You're reading: Ceausescu fooled by aides, son says

BUCHAREST, Romania (AP) — The late communist dictator Nicolae Ceausescu was deceived by his advisers and still believed Romanians adored him hours before his overthrow, his only surviving child said in a rare interview two decades after the fall of the regime.

Valentin Ceausescu described his father as removed from reality in the hours before a rally organized to show support for the Stalinist leader turned against him, forcing him to flee the capital and leading to his overthrow.

Ceausescu suggested that his father’s advisers kept him in the dark and led him to misjudge popular anger over his misrule, and that his father instead blamed the Soviet Union for trying to overthrow him.

"He was not informed about the (scope of) the discontent," Valentin told The Associated Press on Wednesday. "Things were kept from him that he wouldn’t like."

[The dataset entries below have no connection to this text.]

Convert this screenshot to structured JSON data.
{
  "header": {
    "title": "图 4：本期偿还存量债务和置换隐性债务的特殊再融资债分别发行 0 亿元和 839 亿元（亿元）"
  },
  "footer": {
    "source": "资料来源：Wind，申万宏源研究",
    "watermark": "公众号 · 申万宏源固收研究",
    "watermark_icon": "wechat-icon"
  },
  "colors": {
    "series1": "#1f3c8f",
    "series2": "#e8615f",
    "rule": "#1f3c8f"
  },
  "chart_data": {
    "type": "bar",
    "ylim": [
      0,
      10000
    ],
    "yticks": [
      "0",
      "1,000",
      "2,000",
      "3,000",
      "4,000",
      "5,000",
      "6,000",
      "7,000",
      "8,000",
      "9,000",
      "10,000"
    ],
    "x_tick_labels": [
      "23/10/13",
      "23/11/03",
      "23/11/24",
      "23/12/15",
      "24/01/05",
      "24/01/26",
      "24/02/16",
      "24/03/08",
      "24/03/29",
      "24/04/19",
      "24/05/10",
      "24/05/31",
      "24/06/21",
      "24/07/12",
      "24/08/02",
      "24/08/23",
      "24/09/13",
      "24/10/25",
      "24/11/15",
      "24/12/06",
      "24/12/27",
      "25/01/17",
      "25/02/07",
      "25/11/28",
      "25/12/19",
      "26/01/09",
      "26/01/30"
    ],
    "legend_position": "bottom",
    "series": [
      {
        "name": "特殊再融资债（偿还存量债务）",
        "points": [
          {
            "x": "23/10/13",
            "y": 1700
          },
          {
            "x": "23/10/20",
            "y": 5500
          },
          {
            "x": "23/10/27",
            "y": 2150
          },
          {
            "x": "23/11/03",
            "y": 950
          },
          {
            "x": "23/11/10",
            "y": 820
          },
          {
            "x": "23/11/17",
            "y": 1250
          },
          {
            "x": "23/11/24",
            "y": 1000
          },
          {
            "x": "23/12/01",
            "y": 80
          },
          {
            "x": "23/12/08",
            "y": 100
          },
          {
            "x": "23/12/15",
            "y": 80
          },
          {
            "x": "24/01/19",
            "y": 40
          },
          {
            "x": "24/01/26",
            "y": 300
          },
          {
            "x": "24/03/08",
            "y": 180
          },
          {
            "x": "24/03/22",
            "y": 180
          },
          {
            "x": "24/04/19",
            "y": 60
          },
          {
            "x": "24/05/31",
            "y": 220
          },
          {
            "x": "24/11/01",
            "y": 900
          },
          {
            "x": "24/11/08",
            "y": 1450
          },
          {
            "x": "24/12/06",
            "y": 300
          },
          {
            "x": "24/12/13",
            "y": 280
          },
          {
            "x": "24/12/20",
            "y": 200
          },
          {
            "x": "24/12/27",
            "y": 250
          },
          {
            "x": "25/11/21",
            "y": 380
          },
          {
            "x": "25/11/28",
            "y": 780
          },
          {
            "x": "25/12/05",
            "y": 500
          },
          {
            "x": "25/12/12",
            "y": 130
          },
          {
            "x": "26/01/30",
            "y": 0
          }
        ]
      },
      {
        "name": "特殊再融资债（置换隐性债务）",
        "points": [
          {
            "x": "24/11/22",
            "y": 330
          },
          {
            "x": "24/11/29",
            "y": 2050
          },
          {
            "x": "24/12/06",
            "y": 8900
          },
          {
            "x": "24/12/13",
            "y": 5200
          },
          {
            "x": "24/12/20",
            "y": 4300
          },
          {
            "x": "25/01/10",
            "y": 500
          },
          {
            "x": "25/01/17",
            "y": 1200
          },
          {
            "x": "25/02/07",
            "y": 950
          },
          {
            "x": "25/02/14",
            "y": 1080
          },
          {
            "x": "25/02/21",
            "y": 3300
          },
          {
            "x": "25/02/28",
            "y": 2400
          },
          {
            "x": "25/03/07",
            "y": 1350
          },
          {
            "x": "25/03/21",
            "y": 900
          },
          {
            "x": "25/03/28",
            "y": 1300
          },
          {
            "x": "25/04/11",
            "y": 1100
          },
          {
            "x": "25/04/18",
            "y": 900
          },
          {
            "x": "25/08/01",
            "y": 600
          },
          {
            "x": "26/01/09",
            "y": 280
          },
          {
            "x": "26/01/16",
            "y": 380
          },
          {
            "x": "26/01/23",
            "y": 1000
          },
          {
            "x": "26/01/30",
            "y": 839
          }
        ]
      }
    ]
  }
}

Some 1,100 people were killed during the Dec. 1989 revolt that ended Ceausescu’s 25-year-rule. Most of the deaths occurred between Dec. 22, when the Communist leader fled after the rally, and Christmas Day, when he and his wife, Elena were executed after a hasty trial.

Ceausescu said he would have preferred to see his father killed immediately because hundreds of innocent lives were lost in the interim.

As other Communist regimes collapsed in Eastern Europe, traditionally tolerant Romanians rose up, angered by years of draconian rationing as the dictator tried to pay off the country’s foreign debt. Meat, cooking oil and butter were severely limited and blackouts were common. In winter, Bucharest was the communist bloc’s gloomiest capital, its potholed streets gripped by ice and darkness.

When the elder Ceausescu heard that the revolt that began in Timisoara on Dec. 16 had spread to Bucharest, he believed it was instigated by "the Russians," angered by his maverick stance in the Warsaw Pact against Moscow, especially his criticism of the 1968 invasion of Czechoslovakia.

"I knew it wasn’t only the Russians," Valentin said. "It was a rebellion against Ceausescu."

Valentin, 61, has worked for two decades as a nuclear physicist at the Institute for Nuclear Physics outside Bucharest. He said he followed his parents’ trial on television while he was under arrest for undermining the state economy.

"I just watched it and I felt ashamed I was Romanian. I didn’t feel they were my parents," he said softly of the trial and its aftermath, including stark black-and-white televised images of his parents slain by a firing squad.

"They should have simply killed him," after he was captured on Dec. 22, Ceausescu said of the former henchmen who fell out with his father and went on to become national leaders. "They didn’t need a trial."

Democracy swept away communism in East Germany and Czechoslovakia but the Romanian old guard that took over after Ceausescu perpetuated communist practices, including cronyism and corruption.

"It was not a revolution in the normal sense. It was a mess the way it developed," Valentin Ceausescu said, chain-smoking Lucky Strikes and drinking unsweetened espresso in a hotel bar.

Today, Romania is mired in debt — with foreign obligations of almost €78 billion ($113 billion) dependent on an International Monetary Fund lifeline and paralyzed by political infighting including a hotly contested presidential election marred by allegation of widespread fraud.

"People hoped for something from this revolution and didn’t really get it," Valentin said. "I see a lot of disillusioned people and it doesn’t make me happy."